El sábado 26 de julio, a las tres de la mañana, llega Alem al Parque de Artillería (ubicado frente a plaza Lavalle) y penetra en su interior sin inconvenientes. Aristóbulo del Valle, Lucio V. López e Hipólito Yrigoyen salen para Palermo, donde sublevan a cadetes del Colegio Militar y al Regimiento 19 de Artillería. La primera escaramuza se produce en Corrientes y Paraná, donde los cívicos balearon un tranvía cargado de vigilantes. A las diez de la mañana el fuego se había generalizado en los alrededores del parque. Levalle avanzaba por la calle Charcas para penetrar en la Plaza Libertad, cuando se hizo presente en el teatro de operaciones el propio Carlos Pellegrini, montado en un brioso caballo. El combate fue sin tregua, y pronto quedaron la Plaza Libertad y algunas calles adyacentes llenas de muertos y heridos.

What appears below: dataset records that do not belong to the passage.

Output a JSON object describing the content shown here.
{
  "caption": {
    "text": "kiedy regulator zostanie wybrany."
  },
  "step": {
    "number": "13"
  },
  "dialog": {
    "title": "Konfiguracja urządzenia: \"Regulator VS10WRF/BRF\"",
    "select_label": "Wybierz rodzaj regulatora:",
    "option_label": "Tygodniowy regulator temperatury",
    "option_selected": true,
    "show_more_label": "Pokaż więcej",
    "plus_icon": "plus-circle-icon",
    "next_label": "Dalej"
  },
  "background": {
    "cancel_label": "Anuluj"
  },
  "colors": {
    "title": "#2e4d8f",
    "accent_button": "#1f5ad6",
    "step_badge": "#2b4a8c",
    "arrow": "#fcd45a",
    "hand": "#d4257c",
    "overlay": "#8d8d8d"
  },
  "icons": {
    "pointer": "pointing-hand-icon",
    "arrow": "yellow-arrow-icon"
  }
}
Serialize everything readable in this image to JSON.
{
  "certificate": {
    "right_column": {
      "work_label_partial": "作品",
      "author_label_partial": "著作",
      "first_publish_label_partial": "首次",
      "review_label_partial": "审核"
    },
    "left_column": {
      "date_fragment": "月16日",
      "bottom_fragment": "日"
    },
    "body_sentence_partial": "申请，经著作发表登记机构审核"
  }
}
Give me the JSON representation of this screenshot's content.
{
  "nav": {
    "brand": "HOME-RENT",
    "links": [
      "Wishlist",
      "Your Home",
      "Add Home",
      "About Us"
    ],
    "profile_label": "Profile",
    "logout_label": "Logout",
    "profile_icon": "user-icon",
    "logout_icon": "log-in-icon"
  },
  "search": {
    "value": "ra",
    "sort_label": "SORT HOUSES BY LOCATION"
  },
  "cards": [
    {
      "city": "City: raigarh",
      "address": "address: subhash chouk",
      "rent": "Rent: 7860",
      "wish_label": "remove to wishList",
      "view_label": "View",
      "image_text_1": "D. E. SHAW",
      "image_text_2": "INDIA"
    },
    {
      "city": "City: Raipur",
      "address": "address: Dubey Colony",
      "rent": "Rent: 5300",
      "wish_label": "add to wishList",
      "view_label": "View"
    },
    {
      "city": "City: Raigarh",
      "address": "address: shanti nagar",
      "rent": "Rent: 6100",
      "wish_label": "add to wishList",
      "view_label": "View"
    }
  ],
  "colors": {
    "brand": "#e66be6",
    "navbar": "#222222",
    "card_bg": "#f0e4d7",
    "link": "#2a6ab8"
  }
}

Los hombres y caballos muertos cubrían principalmente la cuadra del mercado que queda sobre Charcas. 

Los radicales se habían instalado en algunos balcones y azoteas, desde donde hacían fuego contra las fuerzas oficiales. En uno de esos cantones aparecen figuras descollantes de la Juventud Radical de aquellas horas: Marcelo T. de Alvear, José Luis Cantilo, Hipólito Yrigoyen, Roberto Payró. 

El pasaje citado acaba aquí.